Boşanma davası kesinleştikten sonra müvekkil katkı payı davası açıyor. Ancak bu davada tapu iptali ve tescil talebinde bulunmuyor.

Daha sonra ise biz tapu iptali ve tescil davası açtık. Davalı vekili bu davaya bakılabilmesi için öncelikle katkı payı davasının bitirilmesi gerektiği- hukuki yararın olup olmadığı yönünden- ve katkı payı davasının bu dava açısından bekletici mesele yapılması gerektiği itirazında bulundu.

Katkı payı davasında tanıklar dinlenmiş ve keşif aşamasına gelinmiş. Tapu iptal ve tescil davasının ise henüz ilk celsesi görüldü. Yani bir işlem yapılmadı.

Hakim duruşmada katkı payı davası ile tapu iptali ve tescil davasının birleştirlimesi talebinde bulunup bulunmayacağımız konusunda süre verdi ve duruşma ertelendi. Birleştirme talebinde bulunmadığımız takdirde katkı payı davasının bekletici mesele yapılması çok büyük bir ihtimal.
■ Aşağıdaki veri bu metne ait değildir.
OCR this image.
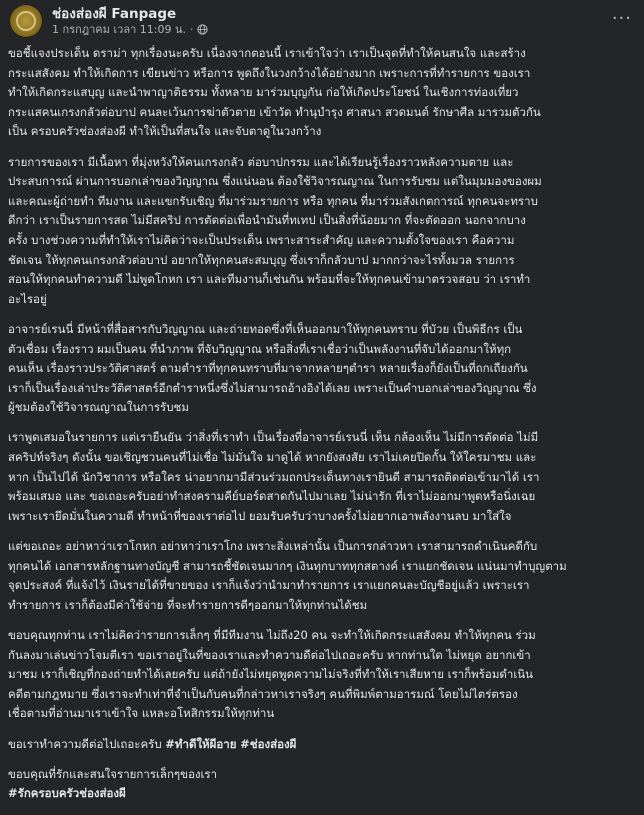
ช่องส่องผี Fanpage
1 กรกฎาคม เวลา 11:09 น. ·	···
ขอชี้แจงประเด็น ดราม่า ทุกเรื่องนะครับ เนื่องจากตอนนี้ เราเข้าใจว่า เราเป็นจุดที่ทำให้คนสนใจ และสร้าง
กระแสสังคม ทำให้เกิดการ เขียนข่าว หรือการ พูดถึงในวงกว้างได้อย่างมาก เพราะการที่ทำรายการ ของเรา
ทำให้เกิดกระแสบุญ และนำพาญาติธรรม ทั้งหลาย มาร่วมบุญกัน ก่อให้เกิดประโยชน์ ในเชิงการท่องเที่ยว
กระแสคนเกรงกลัวต่อบาป คนละเว้นการฆ่าตัวตาย เข้าวัด ทำนุบำรุง ศาสนา สวดมนต์ รักษาศีล มารวมตัวกัน
เป็น ครอบครัวช่องส่องผี ทำให้เป็นที่สนใจ และจับตาดูในวงกว้าง
รายการของเรา มีเนื้อหา ที่มุ่งหวังให้คนเกรงกลัว ต่อบาปกรรม และได้เรียนรู้เรื่องราวหลังความตาย และ
ประสบการณ์ ผ่านการบอกเล่าของวิญญาณ ซึ่งแน่นอน ต้องใช้วิจารณญาณ ในการรับชม แต่ในมุมมองของผม
และคณะผู้ถ่ายทำ ทีมงาน และแขกรับเชิญ ที่มาร่วมรายการ หรือ ทุกคน ที่มาร่วมสังเกตการณ์ ทุกคนจะทราบ
ดีกว่า เราเป็นรายการสด ไม่มีสคริป การตัดต่อเพื่อนำมันที่ทเทป เป็นสิ่งที่น้อยมาก ที่จะตัดออก นอกจากบาง
ครั้ง บางช่วงความที่ทำให้เราไม่คิดว่าจะเป็นประเด็น เพราะสาระสำคัญ และความตั้งใจของเรา คือความ
ชัดเจน ให้ทุกคนเกรงกลัวต่อบาป อยากให้ทุกคนสะสมบุญ ซึ่งเราก็กลัวบาป มากกว่าจะไรทั้งมวล รายการ
สอนให้ทุกคนทำความดี ไม่พูดโกหก เรา และทีมงานก็เช่นกัน พร้อมที่จะให้ทุกคนเข้ามาตรวจสอบ ว่า เราทำ
อะไรอยู่
อาจารย์เรนนี่ มีหน้าที่สื่อสารกับวิญญาณ และถ่ายทอดซึ่งที่เห็นออกมาให้ทุกคนทราบ ที่บัวย เป็นพิธีกร เป็น
ตัวเชื่อม เรื่องราว ผมเป็นคน ที่นำภาพ ที่จับวิญญาณ หรือสิ่งที่เราเชื่อว่าเป็นพลังงานที่จับได้ออกมาให้ทุก
คนเห็น เรื่องราวประวัติศาสตร์ ตามตำราที่ทุกคนทราบที่มาจากหลายๆตำรา หลายเรื่องก็ยังเป็นที่ถกเถียงกัน
เราก็เป็นเรื่องเล่าประวัติศาสตร์อีกตำราหนึ่งซึ่งไม่สามารถอ้างอิงได้เลย เพราะเป็นคำบอกเล่าของวิญญาณ ซึ่ง
ผู้ชมต้องใช้วิจารณญาณในการรับชม
เราพูดเสมอในรายการ แต่เรายืนยัน ว่าสิ่งที่เราทำ เป็นเรื่องที่อาจารย์เรนนี่ เห็น กล้องเห็น ไม่มีการตัดต่อ ไม่มี
สคริปท์จริงๆ ดังนั้น ขอเชิญชวนคนที่ไม่เชื่อ ไม่มั่นใจ มาดูได้ หากยังสงสัย เราไม่เคยปิดกั้น ให้ใครมาชม และ
หาก เป็นไปได้ นักวิชาการ หรือใคร น่าอยากมามีส่วนร่วมถกประเด็นทางเรายินดี สามารถติดต่อเข้ามาได้ เรา
พร้อมเสมอ และ ขอเถอะครับอย่าทำสงครามคีย์บอร์ดสาดกันไปมาเลย ไม่น่ารัก ที่เราไม่ออกมาพูดหรือนิ่งเฉย
เพราะเรายึดมั่นในความดี ทำหน้าที่ของเราต่อไป ยอมรับครับว่าบางครั้งไม่อยากเอาพลังงานลบ มาใส่ใจ
แต่ขอเถอะ อย่าหาว่าเราโกหก อย่าหาว่าเราโกง เพราะสิ่งเหล่านั้น เป็นการกล่าวหา เราสามารถดำเนินคดีกับ
ทุกคนได้ เอกสารหลักฐานทางบัญชี สามารถชี้ชัดเจนมากๆ เงินทุกบาททุกสตางค์ เราแยกชัดเจน แน่นมาทำบุญตาม
จุดประสงค์ ที่แจ้งไว้ เงินรายได้ที่ขายของ เราก็แจ้งว่านำมาทำรายการ เราแยกคนละบัญชีอยู่แล้ว เพราะเรา
ทำรายการ เราก็ต้องมีค่าใช้จ่าย ที่จะทำรายการดีๆออกมาให้ทุกท่านได้ชม
ขอบคุณทุกท่าน เราไม่คิดว่ารายการเล็กๆ ที่มีทีมงาน ไม่ถึง20 คน จะทำให้เกิดกระแสสังคม ทำให้ทุกคน ร่วม
กันลงมาเล่นข่าวโจมตีเรา ขอเราอยู่ในที่ของเราและทำความดีต่อไปเถอะครับ หากท่านใด ไม่หยุด อยากเข้า
มาชม เราก็เชิญที่กองถ่ายทำได้เลยครับ แต่ถ้ายังไม่หยุดพูดความไม่จริงที่ทำให้เราเสียหาย เราก็พร้อมดำเนิน
คดีตามกฎหมาย ซึ่งเราจะทำเท่าที่จำเป็นกับคนที่กล่าวหาเราจริงๆ คนที่พิมพ์ตามอารมณ์ โดยไม่ไตร่ตรอง
เชื่อตามที่อ่านมาเราเข้าใจ แหละอโหสิกรรมให้ทุกท่าน
ขอเราทำความดีต่อไปเถอะครับ #ทำดีให้ผีอาย #ช่องส่องผี
ขอบคุณที่รักและสนใจรายการเล็กๆของเรา
#รักครอบครัวช่องส่องผี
Öncelikle sormak istediğim katkı payı davasının bekletici mesele yapılması talebine karşı öne sürülebilecek hukuki dayanak var mı?( Bana yok gibi geldi)

Birleştirme talebinde bulunursak tapu iptali ve tescil davası katkı payı dosyasında birleşecek. Bu davada usul nasıl işleyecektir? Çünkü katkı payı davasında bir çok usuli işlem yapılmış. Ancak tapu iptali ve tescil davasında henüz deliller sunulmadı.
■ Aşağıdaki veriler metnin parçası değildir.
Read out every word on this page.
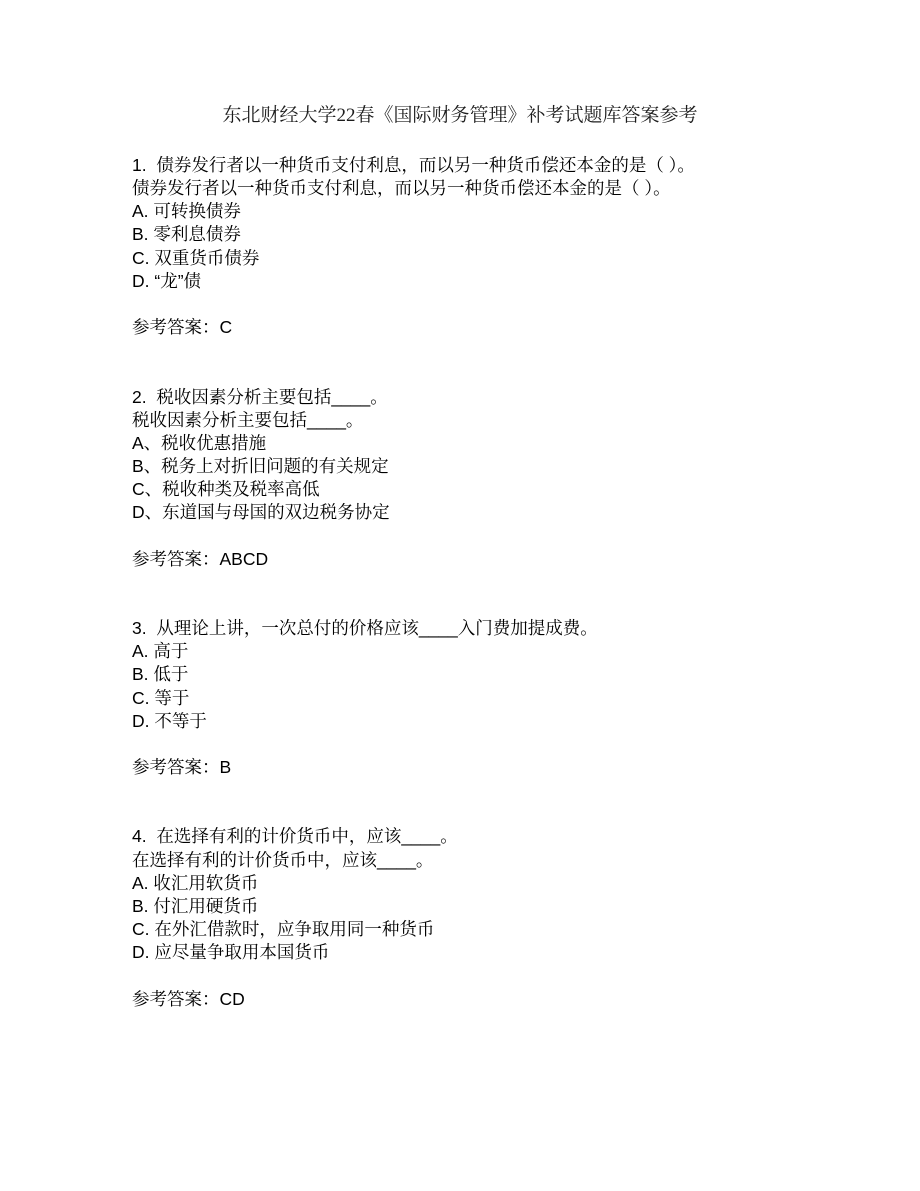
东北财经大学22春《国际财务管理》补考试题库答案参考

1.  债券发行者以一种货币支付利息，而以另一种货币偿还本金的是（ ）。

债券发行者以一种货币支付利息，而以另一种货币偿还本金的是（ ）。

A. 可转换债券

B. 零利息债券

C. 双重货币债券

D. “龙”债

参考答案：C

2.  税收因素分析主要包括____。

税收因素分析主要包括____。

A、税收优惠措施

B、税务上对折旧问题的有关规定

C、税收种类及税率高低

D、东道国与母国的双边税务协定

参考答案：ABCD

3.  从理论上讲，一次总付的价格应该____入门费加提成费。

A. 高于

B. 低于

C. 等于

D. 不等于

参考答案：B

4.  在选择有利的计价货币中，应该____。

在选择有利的计价货币中，应该____。

A. 收汇用软货币

B. 付汇用硬货币

C. 在外汇借款时，应争取用同一种货币

D. 应尽量争取用本国货币

参考答案：CD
Cevap verecek meslektaşlarıma şimdiden teşekkür ederim.

Sayın meslektaşım, katkı payı alacağı, ancak boşanmanın kesinleşmesine kadar bekletici mesele yapılabilir.

MADDE 229.- Aşağıda sayılanlar, edinilmiş mallara değer olarak eklenir:
1. Eşlerden birinin mal rejiminin sona ermesinden önceki bir yıl içinde diğer eşin rızası olmadan, olağan hediyeler dışında yaptığı karşılıksız kazandırmalar,
2. Bir eşin mal rejiminin devamı süresince diğer eşin katılma alacağını azaltmak kastıyla yaptığı devirler.
Bu tür kazandırma veya devirlere ilişkin uyuşmazlıklarda mahkeme kararı, davanın kendisine ihbar edilmiş olması koşuluyla, kazandırma veya devirden yararlanan üçüncü kişilere karşı da ileri sürülebilir

MADDE 241.- Tasfiye sırasında, borçlu eşin malvarlığı veya terekesi, katılma alacağını karşılamadığı takdirde, alacaklı eş veya mirasçıları, edinilmiş mallarda hesaba katılması gereken karşılıksız kazandırmaları bunlardan yararlanan üçüncü kişilerden eksik kalan miktarla sınırlı olarak isteyebilir.
Dava hakkı, alacaklı eş veya mirasçılarının haklarının zedelendiğini öğrendikleri tarihten başlayarak bir yıl ve her hâlde mal rejiminin sona ermesinin üzerinden beş yıl geçmekle düşer.
Yukarıdaki fıkra hükümleri ve yetki kuralları dışında mirastaki tenkis davasına ilişkin hükümler kıyas yoluyla uygulanır.